Zapowiadany od dawna Nikon Z fc nareszcie ma swoją premierę. Nowy aparat wyróżnia się przede wszystkim wyglądem nawiązującym do Nikona FM2 z 1982 r., choć widać tu też nawiązania do retro lustrzanki Nikon Df z 2013 r. Nowy Nikon Z fc jest bezlusterkowcem z matrycą APS-C, a więc jest drugim tego typu aparatem po Nikonie Z50.
Nikon Z fc nie tylko wygląda świetnie, ale ma też klasyczny system obsługi.
Aluminiowa konstrukcja aparatu wykończona chropowatymi elementami imitującymi skórę wygląda świetnie, ale Nikon nie poprzestał na samym wyglądzie. Ukłonem w stronę starszych aparatów jest też system obsługi bazujący na pokrętłach.
U góry mamy trzy pokrętła: czułości ISO, czasu migawki i kompensacji ekspozycji. Do ideału brakuje tylko pokrętła przysłon na obiektywie, ale jego obecność zależy oczywiście od konkretnego obiektywu. Nikon zastosował jednak świetną nowość w postaci malutkiego ekranu pokazującego aktualnie dobraną przysłonę. Jest to pewien substytut pierścienia przysłon, bo rzut oka na górną ściankę aparatu daje wgląd we wszystkie parametry ekspozycji.
System obsługi uzupełniają dwa pokrętła na przedniej i tylnej ściance. Jedno służy do dobory przysłony, drugie do precyzyjnego ustawienia czasu migawki, jeśli pełne kroki o 1 EV dostępne na górnym kółku okażą się za mało precyzyjne.
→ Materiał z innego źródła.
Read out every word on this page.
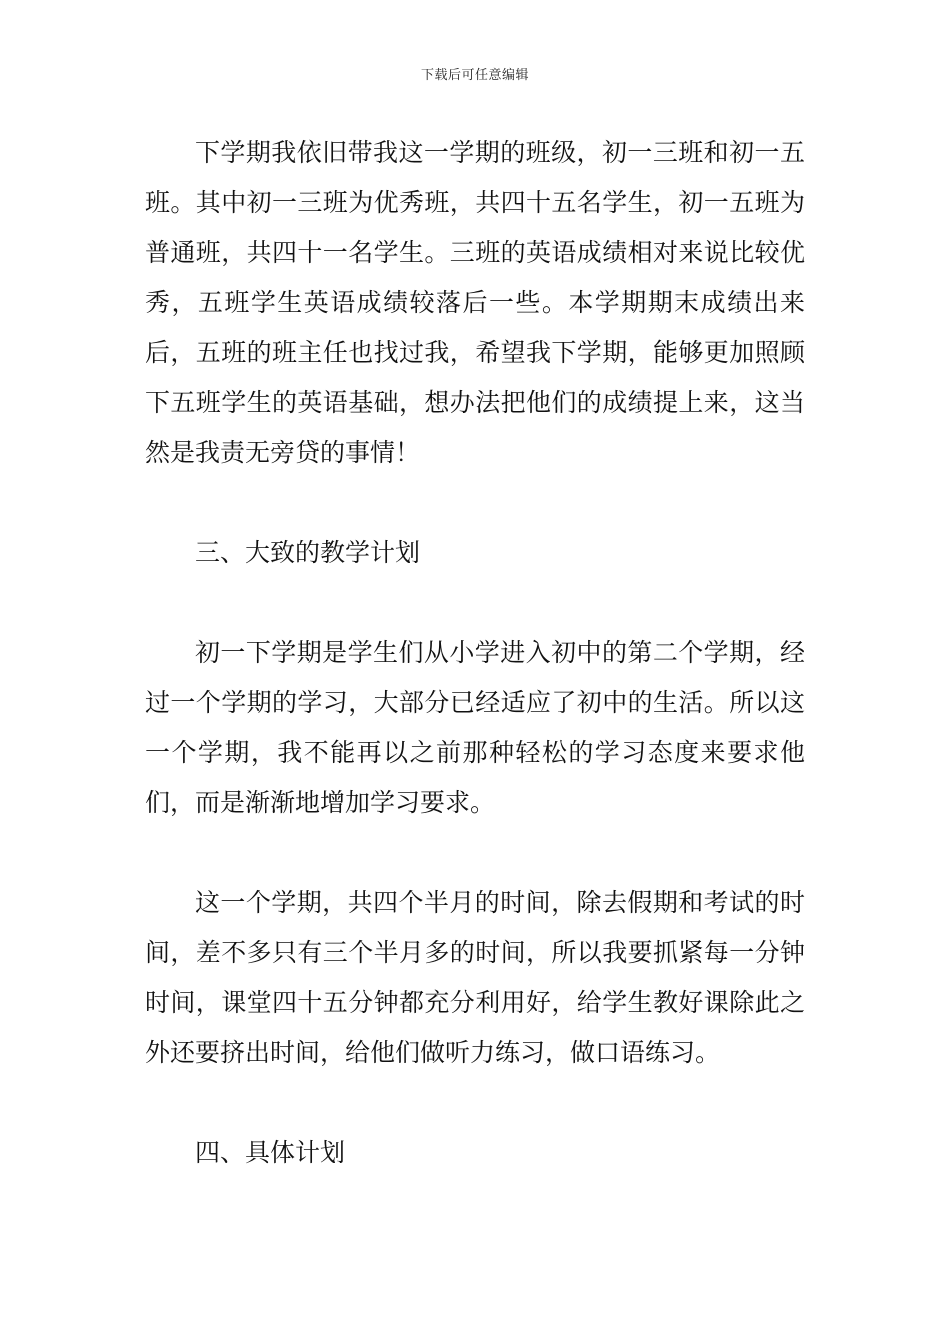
下载后可任意编辑

下学期我依旧带我这一学期的班级，初一三班和初一五班。其中初一三班为优秀班，共四十五名学生，初一五班为普通班，共四十一名学生。三班的英语成绩相对来说比较优秀，五班学生英语成绩较落后一些。本学期期末成绩出来后，五班的班主任也找过我，希望我下学期，能够更加照顾下五班学生的英语基础，想办法把他们的成绩提上来，这当然是我责无旁贷的事情！

三、大致的教学计划

初一下学期是学生们从小学进入初中的第二个学期，经过一个学期的学习，大部分已经适应了初中的生活。所以这一个学期，我不能再以之前那种轻松的学习态度来要求他们，而是渐渐地增加学习要求。

这一个学期，共四个半月的时间，除去假期和考试的时间，差不多只有三个半月多的时间，所以我要抓紧每一分钟时间，课堂四十五分钟都充分利用好，给学生教好课除此之外还要挤出时间，给他们做听力练习，做口语练习。

四、具体计划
Całość dopełnia dośc typowy dla Nikona i aparatów APS-C zestaw przycisków oraz odchylany o 180 stopni, dotykowy trzycalowy ekran LCD (1,04 mln punktów) oraz wizjer OLED z rozdzielczością 2,36 mln punktów.
Warto jednak zauważyć, że pogoń za klasycznym wyglądem ma też swoje wady. Nikon Z fc nie ma wyprofilowanego gripu ułatwiającego trzymanie aparatu. Przy małych, lekkich obiektywach nie będzie to problemem, ale do pracy z większymi szkłami trzeba będzie dokupić zewnętrzny grip, który też znajdzie się w sprzedaży.
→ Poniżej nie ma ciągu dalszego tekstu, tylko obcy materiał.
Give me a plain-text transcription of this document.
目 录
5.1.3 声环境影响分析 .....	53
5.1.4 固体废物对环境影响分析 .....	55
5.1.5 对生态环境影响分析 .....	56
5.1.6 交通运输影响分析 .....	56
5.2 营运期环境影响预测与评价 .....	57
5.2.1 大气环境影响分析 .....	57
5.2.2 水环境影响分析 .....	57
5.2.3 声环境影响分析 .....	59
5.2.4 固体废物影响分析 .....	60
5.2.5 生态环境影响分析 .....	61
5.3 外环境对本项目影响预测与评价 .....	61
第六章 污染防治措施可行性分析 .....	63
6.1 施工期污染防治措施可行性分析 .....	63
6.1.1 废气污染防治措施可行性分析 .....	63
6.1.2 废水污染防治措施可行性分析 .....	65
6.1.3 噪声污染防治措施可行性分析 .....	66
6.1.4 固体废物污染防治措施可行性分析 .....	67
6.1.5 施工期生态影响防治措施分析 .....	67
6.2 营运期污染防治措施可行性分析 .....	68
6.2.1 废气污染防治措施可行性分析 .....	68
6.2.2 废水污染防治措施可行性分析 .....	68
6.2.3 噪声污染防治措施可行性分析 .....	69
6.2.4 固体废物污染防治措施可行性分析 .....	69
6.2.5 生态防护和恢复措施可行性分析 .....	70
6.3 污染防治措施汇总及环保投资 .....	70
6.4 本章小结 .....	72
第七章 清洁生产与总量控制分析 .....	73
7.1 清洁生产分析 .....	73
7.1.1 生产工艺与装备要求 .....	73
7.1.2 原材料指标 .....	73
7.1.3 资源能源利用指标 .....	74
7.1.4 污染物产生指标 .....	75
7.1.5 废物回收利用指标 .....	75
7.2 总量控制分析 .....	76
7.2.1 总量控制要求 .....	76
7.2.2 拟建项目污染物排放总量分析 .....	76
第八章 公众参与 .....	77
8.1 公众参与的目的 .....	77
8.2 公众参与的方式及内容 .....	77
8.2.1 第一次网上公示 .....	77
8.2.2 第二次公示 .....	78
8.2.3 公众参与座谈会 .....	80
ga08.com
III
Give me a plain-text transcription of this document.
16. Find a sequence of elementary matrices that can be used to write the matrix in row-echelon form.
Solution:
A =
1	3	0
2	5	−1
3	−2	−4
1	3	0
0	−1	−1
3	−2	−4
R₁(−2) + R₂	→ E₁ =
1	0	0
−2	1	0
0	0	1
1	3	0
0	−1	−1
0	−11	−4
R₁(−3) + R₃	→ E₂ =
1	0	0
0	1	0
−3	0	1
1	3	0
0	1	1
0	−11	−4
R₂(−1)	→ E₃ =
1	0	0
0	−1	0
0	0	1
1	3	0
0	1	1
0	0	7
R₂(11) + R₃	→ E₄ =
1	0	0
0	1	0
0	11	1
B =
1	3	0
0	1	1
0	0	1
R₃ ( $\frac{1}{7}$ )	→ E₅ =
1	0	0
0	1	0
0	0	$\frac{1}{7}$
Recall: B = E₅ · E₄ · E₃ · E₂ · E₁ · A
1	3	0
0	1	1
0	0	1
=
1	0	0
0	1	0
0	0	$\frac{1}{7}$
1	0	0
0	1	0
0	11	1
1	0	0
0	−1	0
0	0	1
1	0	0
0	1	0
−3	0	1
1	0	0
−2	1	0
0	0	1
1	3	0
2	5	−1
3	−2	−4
O jakość zdjęć nie będzie trzeba się martwić.
Wewnątrz aparatu znajduje się matryca CMOS w formacie APS-C o rozdzielczości 20,7 megapikseli. Jest to sensor, który znamy już z Nikona Z50, więc można być spokojnym o jakość zdjęć. Nowy Nikon Z fc współdzieli tez ze starszym bratem procesor Expreed 6, ale jest też sporo nowości. Unowocześniono moduł autofocusu, który zyskał możliwość śledzenia na żywo oka nie tylko w trybie foto, ale teraz również przy filmowaniu.
Aparat zyskał też gniazdo USB-C z możliwością ładowania aparatu oraz zasilania go w czasie pracy, a także poprawioną łączność ze smartfonem, która teraz umożliwia aktualizowanie oprogramowania aparatu z poziomu smartfona.
Nikon Z fc potrafi zrobił zdjęcia seryjne z szybkością do 11 kl./s z pełnym śledzeniem AF, a w trybie RAW przy zapisie 14 bit szybkość spada do 9 kl./s.
Nikon Z fc ma też nagrywanie w 4K UHD w 30 kl./s, a w trybie Full HD może nagrywać obraz w maksymalnie 120 kl./s w trybie slow-motion. Do aparatu podłączymy przewodowo mikrofon, ale nie znajdziemy osobnego wyjścia słuchawkowego do monitorowania audio w trakcie filmowania. Akumulator wystarczy na ok. 300 zdjęć, a masa aparatu to 445 g.
Nikon Z fc zapowiada się na bardzo solidny aparat.
Sprzęt jest wyceniony typowo dla swojej klasy. Cena w Stanach Zjednoczonych wynosi 960 dol. za sam korpus i 1100 dol. za zestaw ze srebrnym obiektywem 16-50mm F3.5-6.3 VR. Pojawi się też zestaw sprzedażowy z nowym Nikkorem 28mm F2.8 (SE) o retro wyglądzie. Jego cena wyniesie 1200 dol.
Tym samym na rynku zaawansowanych aparatów APS-C zrobił się mały tłok. Głównym konkurentem Nikona Z fc będzie z pewnością inny stylowy aparat, czyli Fujifilm X-S10, ale konkurencją będzie też Sony A6400. Wszystkie aparaty mają zbliżoną cenę i solidne możliwości, ale każdy rozkłada akcenty nieco inaczej. Nikon Z fc wygląda na dobrze przemyślany aparat, o dużych możliwościach i bardzo dobrym wyglądzie.